I have MS fatigue that is completely exhausting. I literally spend every day in bed watching TV. I have no quality of life. I want to be able to take a shower. Do my laundry. Make my bed. What meds do you take for your fatigue?
Multiple Sclerosis (MS)
hi, how do you sleep at night? I discovered that what helped me stay alert during the day was making sure I slept at least 7 hours a night, as well as eating properly. In my blood tests, I found out that I also lack iron and because of this I have anemia which also contributed to my fatigue. Have you tried doing blood tests to see if other factors could explain your condition?

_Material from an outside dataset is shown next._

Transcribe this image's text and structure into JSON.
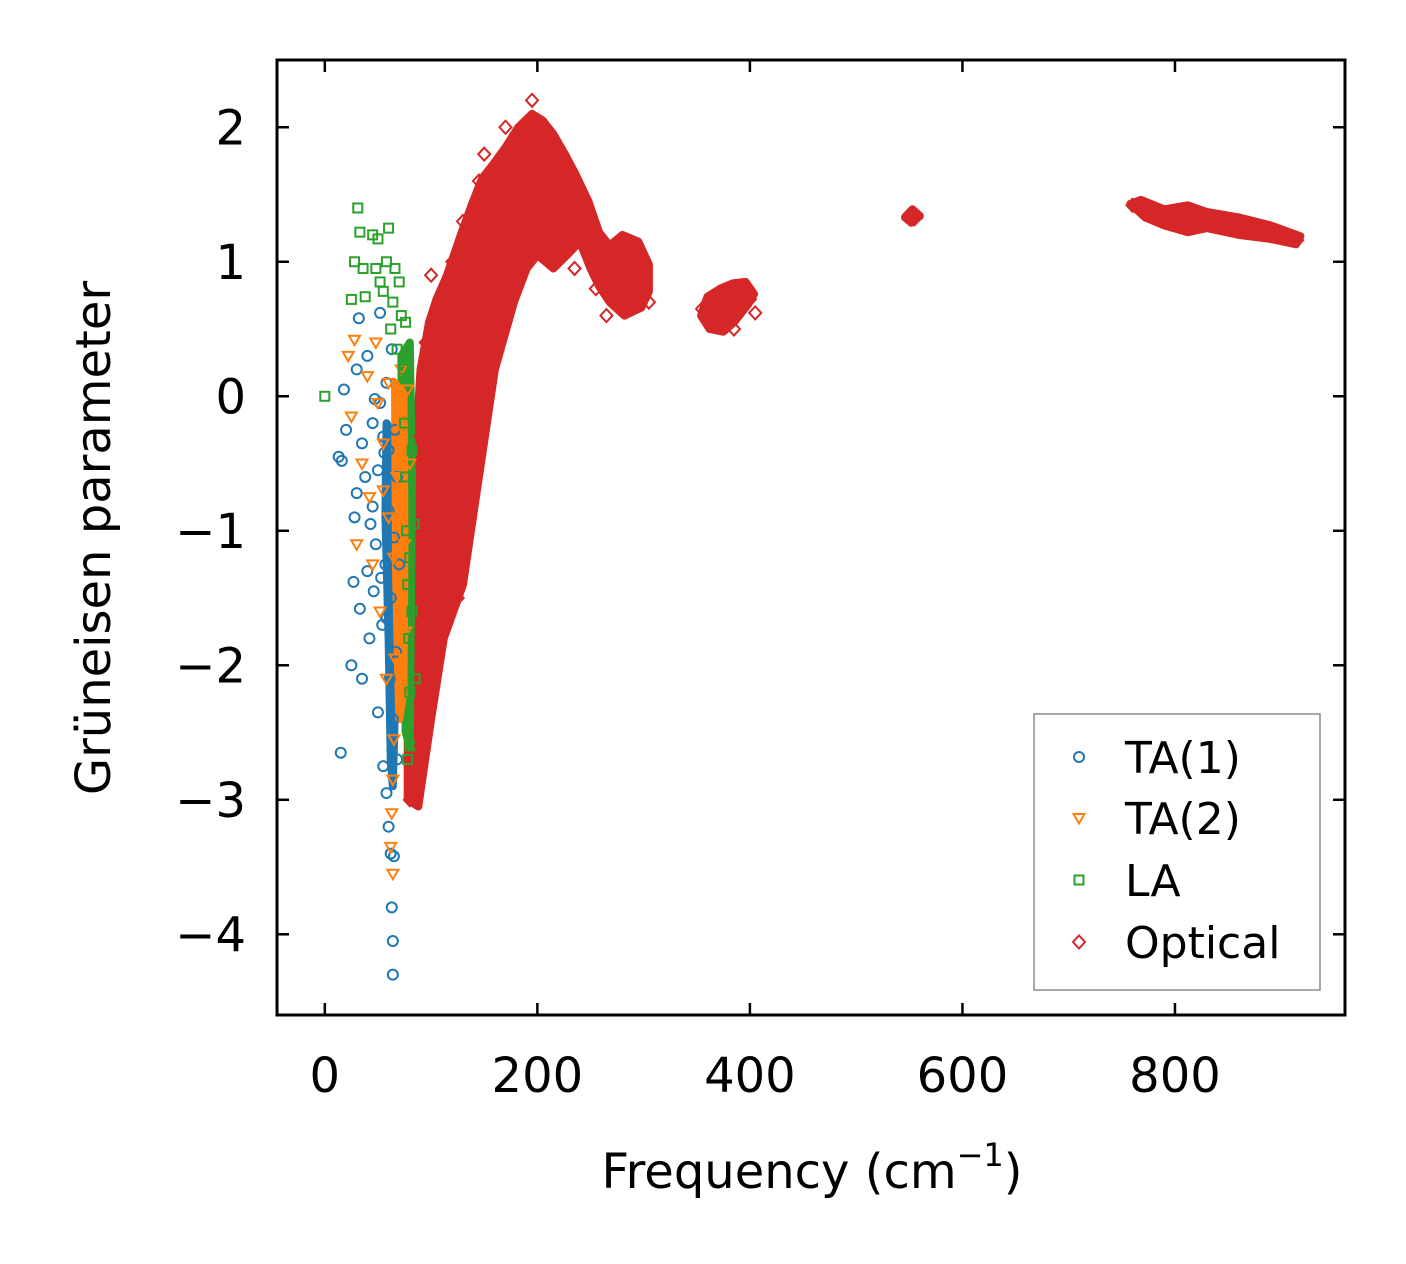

I am in the same boat. I feel like I have no quality of life either. I am a 46-year-old woman, I work from home in social media so luckily I am able to do most of my work from my phone. But it also means I don’t need to get out of bed for the most part and I don’t. I have zero motivation. I don’t sleep well at night, I have a lot of pain in my legs and I’m just always so damn exhausted all I wanna do is stay in my bed. I’m sick of this whole thing to be honest
To Bears Mom: my ms fatigue is more cognitive than physical and I've been taking Adderall XR for years. It works great for me but getting the prescriptions is very taxing due to it being a controlled substance.
I do a lot of watching tv myself.
All I know, it is not our fault that we have this disease.
exactly, I feel like everyone is so different and trying to figure out how each of our bodies work is so exhausting
I was same way until I did alot of work on my gut health, cut out inflammatory foods, and did stem cell activation. Adding good prebotic and probotic also helped too. I went from bed ridden to being able to work full time agian. It is possible, don't give up. My functional nurse/nutrionist is amazing and taught me alot. Happy to share recipes.
please share anything
I have been suffering from the lack of motivaion myself.
I take Modafinil (provigil) and it helps me make it through the day without feeling nervous. I’m also self employed now.
I was on disability for years then my symptoms stabilized enough I decided to try going back to work. Failed a couple of times. Bosses didn’t understand why I couldn’t “work any faster”. Disclosing my condition never helped.